Jean Lavoué, un ami de J-M Martin nous a quittés le 8 mai 2024
Le présent message est un hommage à Jean Lavoué. Une première partie rappelle brièvement qui il fut et certains des liens qu'il a tissés. Ensuite figure un extrait de l'Avant-propos de son livre Le Poème à venir paru en 2022. Enfin figure un extrait de l'hommage que Joseph Thomas lui a rendu dans Golias Hebdo.
Qui était Jean Lavoué ?
Jean Lavoué est mort à l’âge de 69 ans. Ecrivain et poète, il avait fondé les éditions « L’enfance des arbres », implantées dans sa ville de Hennebont. Il laisse en héritage de très nombreux ouvrages, des œuvres poétiques, des essais et des articles portant sur l’action sociale, imprégnés d’une puissante spiritualité chrétienne. En particulier il avait rédigé plusieurs essais consacrés à des auteurs bretons : Xavier Grall, René Guy Cadou, Georges Perros, Lamennais, Jean Sulivan…
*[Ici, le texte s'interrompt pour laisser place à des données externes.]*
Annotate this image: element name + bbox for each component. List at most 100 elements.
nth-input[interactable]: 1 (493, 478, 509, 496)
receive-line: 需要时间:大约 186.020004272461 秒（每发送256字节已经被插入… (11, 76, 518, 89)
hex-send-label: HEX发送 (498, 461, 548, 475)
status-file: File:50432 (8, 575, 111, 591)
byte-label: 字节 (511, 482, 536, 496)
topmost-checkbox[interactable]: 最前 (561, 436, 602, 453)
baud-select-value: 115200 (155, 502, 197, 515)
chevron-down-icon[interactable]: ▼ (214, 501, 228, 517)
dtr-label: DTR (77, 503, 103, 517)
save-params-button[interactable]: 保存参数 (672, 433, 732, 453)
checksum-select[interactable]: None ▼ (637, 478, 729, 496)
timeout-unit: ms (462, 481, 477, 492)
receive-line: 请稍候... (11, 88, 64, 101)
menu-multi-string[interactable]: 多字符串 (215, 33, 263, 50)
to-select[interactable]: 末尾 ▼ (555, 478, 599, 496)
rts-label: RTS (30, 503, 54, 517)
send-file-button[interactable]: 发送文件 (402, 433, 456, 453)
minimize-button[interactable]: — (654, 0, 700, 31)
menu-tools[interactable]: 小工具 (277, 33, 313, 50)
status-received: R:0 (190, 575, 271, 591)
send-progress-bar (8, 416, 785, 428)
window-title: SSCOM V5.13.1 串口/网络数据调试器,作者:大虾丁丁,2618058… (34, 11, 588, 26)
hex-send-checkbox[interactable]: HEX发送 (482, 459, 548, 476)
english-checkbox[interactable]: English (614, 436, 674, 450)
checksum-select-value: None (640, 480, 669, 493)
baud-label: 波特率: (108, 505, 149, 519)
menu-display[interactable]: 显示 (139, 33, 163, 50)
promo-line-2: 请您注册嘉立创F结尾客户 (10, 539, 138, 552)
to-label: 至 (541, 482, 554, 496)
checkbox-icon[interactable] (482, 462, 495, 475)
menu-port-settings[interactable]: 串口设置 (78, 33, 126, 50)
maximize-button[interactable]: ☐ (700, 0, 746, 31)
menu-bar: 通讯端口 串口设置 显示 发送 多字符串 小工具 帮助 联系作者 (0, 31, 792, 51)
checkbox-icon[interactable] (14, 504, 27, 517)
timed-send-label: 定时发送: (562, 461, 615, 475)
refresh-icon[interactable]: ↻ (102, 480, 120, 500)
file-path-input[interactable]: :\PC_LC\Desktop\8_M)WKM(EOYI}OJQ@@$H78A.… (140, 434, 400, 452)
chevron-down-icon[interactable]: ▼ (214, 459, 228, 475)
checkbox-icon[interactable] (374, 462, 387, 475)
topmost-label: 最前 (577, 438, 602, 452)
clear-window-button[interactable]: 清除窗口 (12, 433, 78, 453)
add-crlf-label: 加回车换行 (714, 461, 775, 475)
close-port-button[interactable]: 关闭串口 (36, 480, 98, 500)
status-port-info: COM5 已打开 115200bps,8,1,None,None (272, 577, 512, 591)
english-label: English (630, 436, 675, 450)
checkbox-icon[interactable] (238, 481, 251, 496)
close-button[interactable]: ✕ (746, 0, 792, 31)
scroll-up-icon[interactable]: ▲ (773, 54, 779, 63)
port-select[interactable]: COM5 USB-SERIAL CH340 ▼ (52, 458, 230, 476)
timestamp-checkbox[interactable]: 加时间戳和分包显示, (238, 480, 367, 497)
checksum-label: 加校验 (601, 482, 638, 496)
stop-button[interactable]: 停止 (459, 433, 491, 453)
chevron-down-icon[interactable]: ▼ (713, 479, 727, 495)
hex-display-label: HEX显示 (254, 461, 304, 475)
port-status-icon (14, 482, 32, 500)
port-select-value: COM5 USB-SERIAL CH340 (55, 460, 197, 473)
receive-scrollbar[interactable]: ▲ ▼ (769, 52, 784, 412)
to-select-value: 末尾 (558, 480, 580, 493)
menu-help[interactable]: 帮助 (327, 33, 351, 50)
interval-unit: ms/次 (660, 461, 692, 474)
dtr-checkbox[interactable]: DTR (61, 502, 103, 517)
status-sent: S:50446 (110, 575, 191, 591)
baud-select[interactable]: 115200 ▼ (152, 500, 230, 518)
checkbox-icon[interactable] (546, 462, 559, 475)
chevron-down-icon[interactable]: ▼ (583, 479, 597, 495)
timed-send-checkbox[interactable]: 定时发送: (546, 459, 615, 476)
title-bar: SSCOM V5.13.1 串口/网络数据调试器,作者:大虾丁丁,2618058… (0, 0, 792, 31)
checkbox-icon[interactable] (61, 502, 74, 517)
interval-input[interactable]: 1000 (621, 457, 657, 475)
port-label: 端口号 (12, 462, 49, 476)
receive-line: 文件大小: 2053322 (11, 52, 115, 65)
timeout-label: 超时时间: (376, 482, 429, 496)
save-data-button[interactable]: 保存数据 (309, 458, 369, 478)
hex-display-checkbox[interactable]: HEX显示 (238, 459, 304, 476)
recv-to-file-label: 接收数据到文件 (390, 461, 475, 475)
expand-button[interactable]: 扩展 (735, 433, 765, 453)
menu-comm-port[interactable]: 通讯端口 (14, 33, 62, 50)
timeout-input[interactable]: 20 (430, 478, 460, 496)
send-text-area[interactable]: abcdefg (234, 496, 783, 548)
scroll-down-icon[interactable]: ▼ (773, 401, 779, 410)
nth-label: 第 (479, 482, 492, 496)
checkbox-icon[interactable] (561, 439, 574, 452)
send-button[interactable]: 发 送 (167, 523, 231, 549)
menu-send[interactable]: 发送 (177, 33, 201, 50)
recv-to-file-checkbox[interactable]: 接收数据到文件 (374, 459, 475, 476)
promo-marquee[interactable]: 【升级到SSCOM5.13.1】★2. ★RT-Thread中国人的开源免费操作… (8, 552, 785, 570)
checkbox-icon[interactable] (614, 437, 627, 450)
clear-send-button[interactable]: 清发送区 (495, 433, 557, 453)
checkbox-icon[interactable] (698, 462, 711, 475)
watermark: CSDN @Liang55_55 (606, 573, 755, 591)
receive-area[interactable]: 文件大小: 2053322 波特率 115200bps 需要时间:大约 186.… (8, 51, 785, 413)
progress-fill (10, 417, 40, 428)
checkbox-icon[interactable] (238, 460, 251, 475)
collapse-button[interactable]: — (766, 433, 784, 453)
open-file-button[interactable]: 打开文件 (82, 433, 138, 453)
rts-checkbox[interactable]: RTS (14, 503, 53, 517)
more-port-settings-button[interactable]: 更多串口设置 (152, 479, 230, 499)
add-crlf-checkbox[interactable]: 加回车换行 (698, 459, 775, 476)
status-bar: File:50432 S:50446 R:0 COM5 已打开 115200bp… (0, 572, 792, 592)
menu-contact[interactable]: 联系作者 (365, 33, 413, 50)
Il publiait régulièrement certains de ses poèmes sur son site http://www.enfancedesarbres.com.
Il avait obtenu en 2019 le Prix de poésie Yves Cosson décerné par l’Académie littéraire de Bretagne et des Pays de la Loire.
Un bel hommage lui est rendu sur https://ecrituresetspiritualites.fr/in-memoriam-jean-lavoue/ avec à la clef une vidéo.
Jean Lavoué communiquait régulièrement avec Jean-Marie Martin, et c'était chez lui qu'ont eu lieu les derniers week-ends bretons animés par Jean-Marie. Jean Lavoué faisait de la publicité pour le blog la Christité, et plusieurs fois il a parlé de Jean-Marie dans ses livres.
Par exemple il le cite dans Le Poème à venir (Pour une spiritualité des lisières) dont figure un extrait ci-après. Ce livre est paru en 2022 chez Médiaspaul, il est préfacé par François Cassingena dont Jean Lavoué diffusait régulièrement des nouvelles par mails. Dans cet extrait Jean Lavoué explique pourquoi il préférait finalement parler de Poème plutôt que de Christité par exemple. Les notes sont signalées par un numéro en l'air et sont mises à la fin de l'extrait.
Le Poème à venir, extrait de l'avant-propos
Certains cherchent des mots nouveaux pour dire aujourd'hui l'inouï de l'Évangile1, annoncer la bonne nouvelle qui s'est approchée des hommes voici deux mille ans. Les mots ont trop servi. Ils semblent usés. Les termes de chrétienté puis de christianisme ont comme épuisé leurs ressources. Outres vides, ils laissent s'échapper par toutes leurs fissures le vin nouveau de la parole. Or on ne met pas le bon vin dans de vieilles outre mais dans des outres neuves (Mt 9, 17). Aujourd'hui fleurissent, chez certains chercheurs en liberté, les mots de christité2, de christianie3, de christophanie4… Certains veulent encore traduire la bonne nouvelle du royaume par le mot "jubilescence5", d' "enjoyment6", cette jouissance qui peut se saisir d'un être quand il se sent traversé par ce souffle qui n'est pas de lui mais qui pourtant, le soulevant d'enthousiasme, devient le plus secret de lui.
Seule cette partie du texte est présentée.